First, to define our method, we must take into account different aspects such as the term you want to invest for, how much time you have to follow the stock market and monitor your portfolio, the economic knowledge you have, and of course, your level of risk aversion (conservative, moderate, aggressive, etc.).
Once these variables have been identified, we must select the product that suits us and that allows us, based on the risk that we are willing to assume, to obtain the profitability that we want.
There are no good or bad methods, or foolproof methods. The main thing is for each method to be adjusted to each investor. As we have said, we invest differently depending on the risk we want to take, our goals and interests, our knowledge and preferences, etc. And so, we decide the asset class to include in our portfolio.

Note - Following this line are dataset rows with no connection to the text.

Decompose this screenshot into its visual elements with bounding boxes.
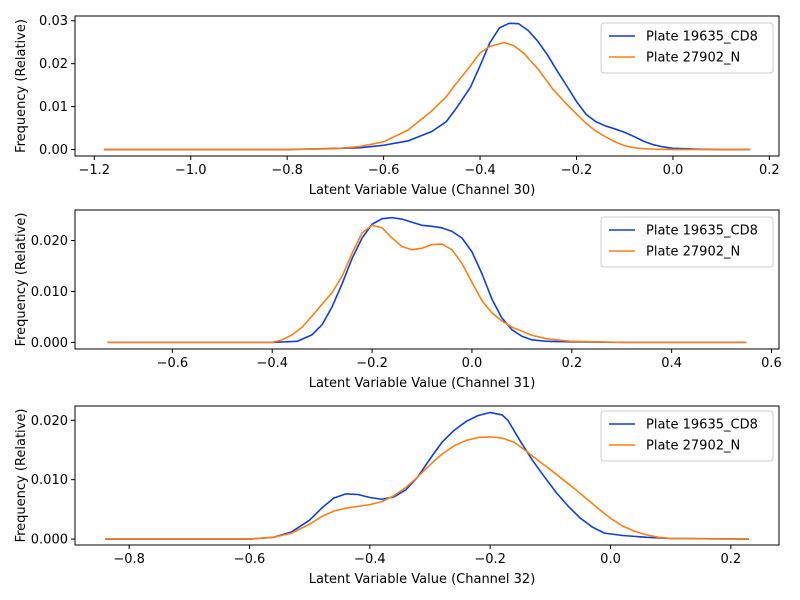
x-tick-label: −0.6	[368, 163, 400, 178]
subplot-1: −1.2 −1.0 −0.8 −0.6 −0.4 −0.2 0.0 0.2 0.00 0.01 0.…	[14, 14, 780, 198]
y-tick-label: 0.020	[31, 414, 68, 429]
x-tick-label: −0.6	[234, 552, 266, 567]
legend-label-1: Plate 19635_CD8	[646, 418, 758, 433]
x-tick-label: 0.0	[600, 552, 621, 567]
x-tick-label: −1.0	[175, 163, 207, 178]
x-tick-label: 0.4	[661, 356, 682, 371]
plot-frame	[74, 15, 780, 157]
legend-box	[600, 216, 774, 268]
y-tick-label: 0.010	[31, 473, 68, 488]
series-line-1	[107, 216, 747, 344]
x-axis-label: Latent Variable Value (Channel 30)	[309, 183, 536, 198]
series-line-2	[107, 224, 747, 344]
y-tick-label: 0.00	[39, 143, 68, 158]
x-tick-label: −0.2	[356, 356, 388, 371]
y-tick-label: 0.000	[31, 336, 68, 351]
legend-label-2: Plate 27902_N	[646, 51, 740, 66]
plot-frame	[74, 405, 780, 546]
x-tick-label: −0.2	[474, 552, 506, 567]
legend-label-1: Plate 19635_CD8	[646, 30, 758, 45]
x-tick-label: −0.4	[464, 163, 496, 178]
x-tick-label: 0.2	[759, 163, 780, 178]
legend: Plate 19635_CD8 Plate 27902_N	[600, 410, 774, 462]
series-line-1	[105, 411, 749, 540]
x-tick-label: −0.4	[354, 552, 386, 567]
x-tick-label: −0.4	[256, 356, 288, 371]
x-tick-label: −1.2	[78, 163, 110, 178]
plot-frame	[74, 209, 780, 350]
x-tick-label: 0.0	[462, 356, 483, 371]
y-axis-label: Frequency (Relative)	[14, 19, 29, 153]
legend-label-2: Plate 27902_N	[646, 439, 740, 454]
legend-label-1: Plate 19635_CD8	[646, 224, 758, 239]
x-tick-label: −0.6	[157, 356, 189, 371]
y-axis-label: Frequency (Relative)	[14, 409, 29, 543]
y-tick-label: 0.01	[39, 100, 68, 115]
y-tick-label: 0.000	[31, 533, 68, 548]
y-tick-label: 0.020	[31, 234, 68, 249]
y-tick-label: 0.02	[39, 57, 68, 72]
series-line-1	[103, 22, 751, 151]
x-tick-label: −0.8	[271, 163, 303, 178]
legend-box	[600, 22, 774, 74]
y-axis-label: Frequency (Relative)	[14, 213, 29, 347]
legend: Plate 19635_CD8 Plate 27902_N	[600, 22, 774, 74]
x-tick-label: 0.2	[561, 356, 582, 371]
series-line-2	[103, 41, 751, 151]
legend-box	[600, 410, 774, 462]
series-line-2	[105, 436, 749, 540]
subplot-3: −0.8 −0.6 −0.4 −0.2 0.0 0.2 0.000 0.010 0.020 Lat…	[14, 405, 780, 587]
x-tick-label: 0.0	[663, 163, 684, 178]
x-axis-label: Latent Variable Value (Channel 32)	[309, 572, 536, 587]
x-tick-label: −0.8	[113, 552, 145, 567]
x-tick-label: 0.2	[721, 552, 742, 567]
x-tick-label: 0.6	[761, 356, 782, 371]
y-tick-label: 0.03	[39, 14, 68, 29]
legend-label-2: Plate 27902_N	[646, 245, 740, 260]
x-tick-label: −0.2	[561, 163, 593, 178]
legend: Plate 19635_CD8 Plate 27902_N	[600, 216, 774, 268]
y-tick-label: 0.010	[31, 285, 68, 300]
subplot-2: −0.6 −0.4 −0.2 0.0 0.2 0.4 0.6 0.000 0.010 0.020 L…	[14, 209, 782, 391]
x-axis-label: Latent Variable Value (Channel 31)	[309, 376, 536, 391]
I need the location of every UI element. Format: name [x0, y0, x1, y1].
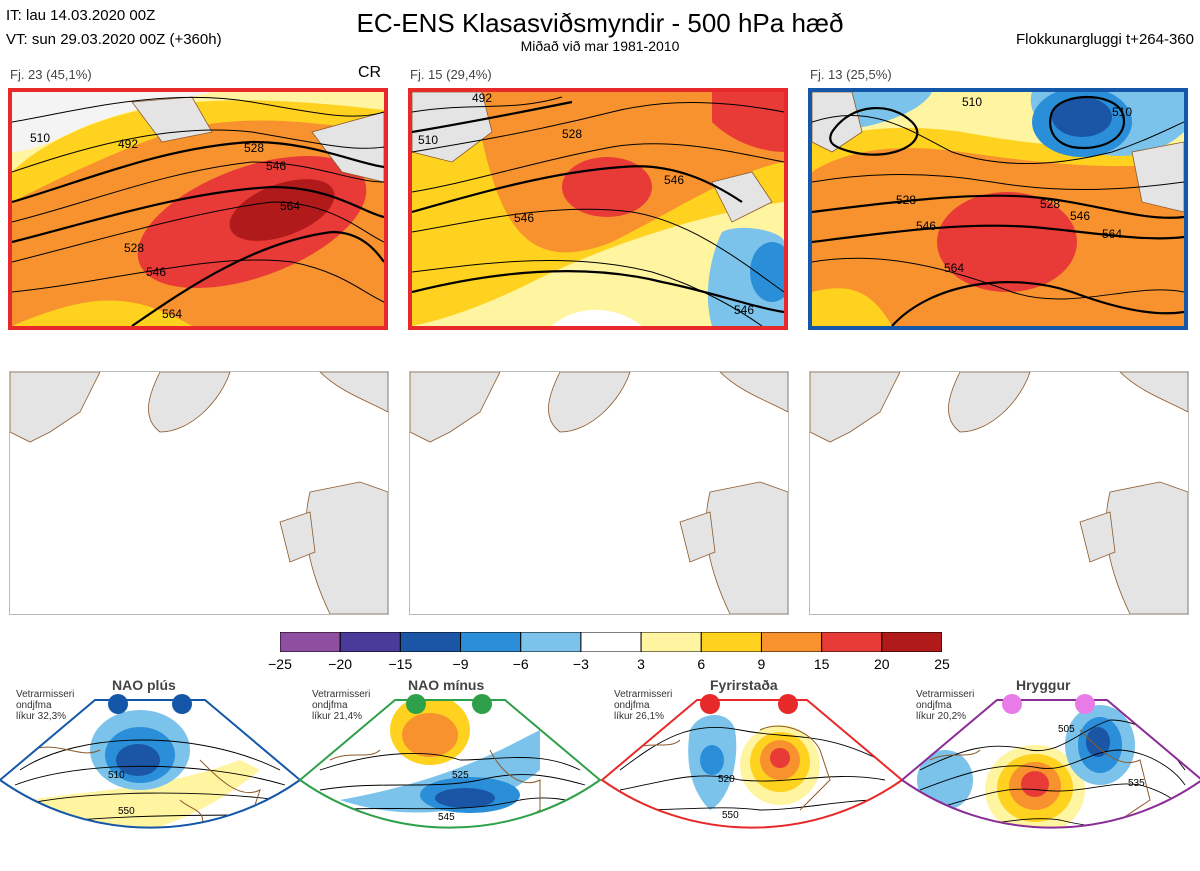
regime-1-contour-label: 550 [118, 806, 135, 817]
regime-2-contour-label: 545 [438, 812, 455, 823]
regime-3-dot-left [700, 694, 720, 714]
regime-3-info: Vetrarmisseri ondjfma líkur 26,1% [614, 689, 673, 722]
regime-4-name: Hryggur [1016, 677, 1071, 693]
colorbar-tick-label: 25 [934, 656, 950, 672]
colorbar-swatch [460, 632, 522, 652]
regime-4-info: Vetrarmisseri ondjfma líkur 20,2% [916, 689, 975, 722]
colorbar-tick-label: 9 [757, 656, 766, 672]
cluster-3-label: Fj. 13 (25,5%) [810, 67, 892, 82]
cluster-1-contour-label: 528 [124, 241, 144, 255]
colorbar-tick-label: −15 [388, 656, 413, 672]
regime-3-name: Fyrirstaða [710, 677, 778, 693]
colorbar-tick-label: 15 [813, 656, 830, 672]
cluster-3-contour-label: 510 [1112, 105, 1132, 119]
cluster-1-contour-label: 546 [266, 159, 286, 173]
cluster-3-contour-label: 510 [962, 95, 982, 109]
colorbar-swatch [700, 632, 762, 652]
cluster-2-contour-label: 546 [734, 303, 754, 317]
regime-2-contour-label: 565 [446, 850, 463, 861]
cluster-2-map: 492 510 528 546 546 546 [408, 88, 788, 330]
cluster-2-contour-label: 528 [562, 127, 582, 141]
cluster-1-contour-label: 546 [146, 265, 166, 279]
colorbar-swatch [640, 632, 702, 652]
classification-window: Flokkunargluggi t+264-360 [1015, 31, 1194, 48]
colorbar-tick-label: −25 [268, 656, 292, 672]
colorbar-tick-label: −9 [452, 656, 469, 672]
regime-1-contour-label: 510 [108, 770, 125, 781]
colorbar [280, 632, 942, 652]
cluster-2-contour-label: 546 [514, 211, 534, 225]
cluster-3-contour-label: 546 [1070, 209, 1090, 223]
regime-4-contour-label: 505 [1058, 724, 1075, 735]
regime-fans: 510 550 525 545 565 [0, 699, 1200, 861]
empty-map-1 [9, 371, 389, 615]
regime-2-name: NAO mínus [408, 677, 485, 693]
cluster-1-label: Fj. 23 (45,1%) [10, 67, 92, 82]
regime-1-frame [0, 699, 302, 829]
cluster-3-map: 510 510 528 528 546 546 564 564 [808, 88, 1188, 330]
regime-1-name: NAO plús [112, 677, 176, 693]
regime-3-contour-label: 560 [738, 834, 755, 845]
regime-2-contour-label: 525 [452, 770, 469, 781]
initial-time: IT: lau 14.03.2020 00Z [6, 7, 156, 24]
regime-4-contour-label: 535 [1128, 778, 1145, 789]
regime-1-info: Vetrarmisseri ondjfma líkur 32,3% [16, 689, 75, 722]
cluster-1-map: 492 510 528 528 546 546 564 564 [8, 88, 388, 330]
colorbar-tick-label: −6 [512, 656, 529, 672]
page-title: EC-ENS Klasasviðsmyndir - 500 hPa hæð [356, 8, 844, 38]
regime-2-dot-left [406, 694, 426, 714]
cluster-1-contour-label: 528 [244, 141, 264, 155]
colorbar-swatch [821, 632, 883, 652]
cluster-3-contour-label: 528 [896, 193, 916, 207]
empty-map-2 [409, 371, 789, 615]
colorbar-tick-label: −3 [572, 656, 589, 672]
colorbar-tick-label: 3 [637, 656, 645, 672]
cluster-1-contour-label: 564 [280, 199, 300, 213]
cluster-3-contour-label: 528 [1040, 197, 1060, 211]
regime-4-contour-label: 560 [1092, 836, 1109, 847]
regime-4-dot-left [1002, 694, 1022, 714]
cluster-2-contour-label: 510 [418, 133, 438, 147]
regime-2-dot-right [472, 694, 492, 714]
cluster-2-contour-label: 546 [664, 173, 684, 187]
regime-3-contour-label: 550 [722, 810, 739, 821]
regime-3-dot-right [778, 694, 798, 714]
regime-2-frame [298, 699, 602, 829]
colorbar-tick-label: 6 [697, 656, 706, 672]
colorbar-swatch [339, 632, 401, 652]
cluster-3-contour-label: 564 [944, 261, 964, 275]
colorbar-swatch [399, 632, 462, 652]
cluster-3-contour-label: 564 [1102, 227, 1122, 241]
regime-4-dot-right [1075, 694, 1095, 714]
regime-3-frame [600, 699, 904, 829]
regime-4-frame [900, 699, 1200, 829]
cluster-1-contour-label: 510 [30, 131, 50, 145]
empty-map-3 [809, 371, 1189, 615]
colorbar-swatch [520, 632, 582, 652]
regime-1-dot-right [172, 694, 192, 714]
cluster-1-contour-label: 564 [162, 307, 182, 321]
cluster-3-contour-label: 546 [916, 219, 936, 233]
page-subtitle: Miðað við mar 1981-2010 [520, 38, 680, 54]
cluster-1-tag: CR [358, 64, 382, 81]
colorbar-swatch [280, 632, 341, 652]
cluster-2-label: Fj. 15 (29,4%) [410, 67, 492, 82]
cluster-2-contour-label: 492 [472, 92, 492, 105]
regime-1-dot-left [108, 694, 128, 714]
colorbar-swatch [580, 632, 642, 652]
regime-2-info: Vetrarmisseri ondjfma líkur 21,4% [312, 689, 371, 722]
colorbar-tick-label: −20 [328, 656, 353, 672]
colorbar-tick-label: 20 [874, 656, 890, 672]
regime-3-contour-label: 520 [718, 774, 735, 785]
valid-time: VT: sun 29.03.2020 00Z (+360h) [6, 31, 222, 48]
colorbar-swatch [881, 632, 942, 652]
colorbar-swatch [760, 632, 823, 652]
cluster-1-contour-label: 492 [118, 137, 138, 151]
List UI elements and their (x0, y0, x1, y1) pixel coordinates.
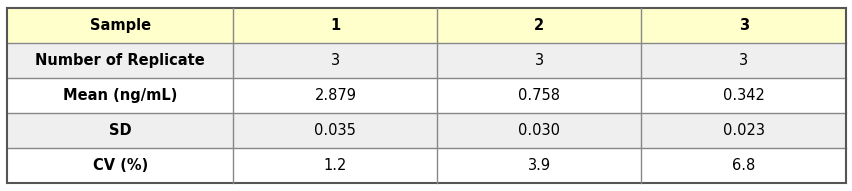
Text: 3: 3 (738, 18, 748, 33)
Bar (233, 148, 437, 183)
Bar (437, 78, 641, 113)
Text: 3: 3 (739, 53, 747, 68)
Bar (437, 8, 641, 43)
Text: 3: 3 (331, 53, 340, 68)
Bar (437, 43, 641, 78)
Bar (233, 113, 437, 148)
Text: SD: SD (109, 123, 131, 138)
Text: 1: 1 (330, 18, 340, 33)
Bar (641, 8, 845, 43)
Bar (7, 8, 233, 43)
Bar (233, 43, 437, 78)
Text: 2.879: 2.879 (314, 88, 356, 103)
Bar (437, 113, 641, 148)
Text: 1.2: 1.2 (324, 158, 347, 173)
Text: CV (%): CV (%) (92, 158, 147, 173)
Text: 3.9: 3.9 (527, 158, 550, 173)
Bar (641, 43, 845, 78)
Bar (641, 78, 845, 113)
Bar (233, 78, 437, 113)
Text: 0.758: 0.758 (518, 88, 560, 103)
Text: 2: 2 (533, 18, 544, 33)
Text: 3: 3 (534, 53, 544, 68)
Bar (7, 148, 233, 183)
Text: 0.035: 0.035 (314, 123, 356, 138)
Text: 0.023: 0.023 (722, 123, 764, 138)
Bar (233, 8, 437, 43)
Bar (437, 148, 641, 183)
Text: 6.8: 6.8 (731, 158, 755, 173)
Bar (7, 113, 233, 148)
Bar (641, 148, 845, 183)
Text: Mean (ng/mL): Mean (ng/mL) (63, 88, 177, 103)
Bar (7, 43, 233, 78)
Text: Number of Replicate: Number of Replicate (35, 53, 204, 68)
Text: 0.030: 0.030 (518, 123, 560, 138)
Bar (7, 78, 233, 113)
Text: 0.342: 0.342 (722, 88, 763, 103)
Bar (641, 113, 845, 148)
Text: Sample: Sample (89, 18, 151, 33)
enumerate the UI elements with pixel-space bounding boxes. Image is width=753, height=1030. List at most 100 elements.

Once we have defined our method, the second step involves applying it consistently: trading does not stop at any time, and preparation, knowledge, dedication and learning from mistakes are the ingredients to success. There is no point establishing a good method we are comfortable with, if we get carried away by emotions or the heat of the moment when it comes to actually carrying out the operation.
There are various strategies (method + discipline) that may be successful for the investor, and we should bear in mind that we need not overcomplicate things in order to invest successfully. There are very simple strategies that we can apply from our first operation, that help you trade properly, controlling risk, and improving our chances of success and long-term profitability.
Find out everything about these in our Bankinter Broker Academy, and improve your investment method from the very start.
Investment styles and investment strategies
As for investment styles, we can find hundreds of them by doing a simple internet search.
An investment style refers to a certain method of investing.
For example, the most well-known or most talked about are “Growth” and “Value”. While one method looks for companies that may have high potential for growth, the other looks for consolidated companies that may attractively priced given the long-term value they represent in our portfolio.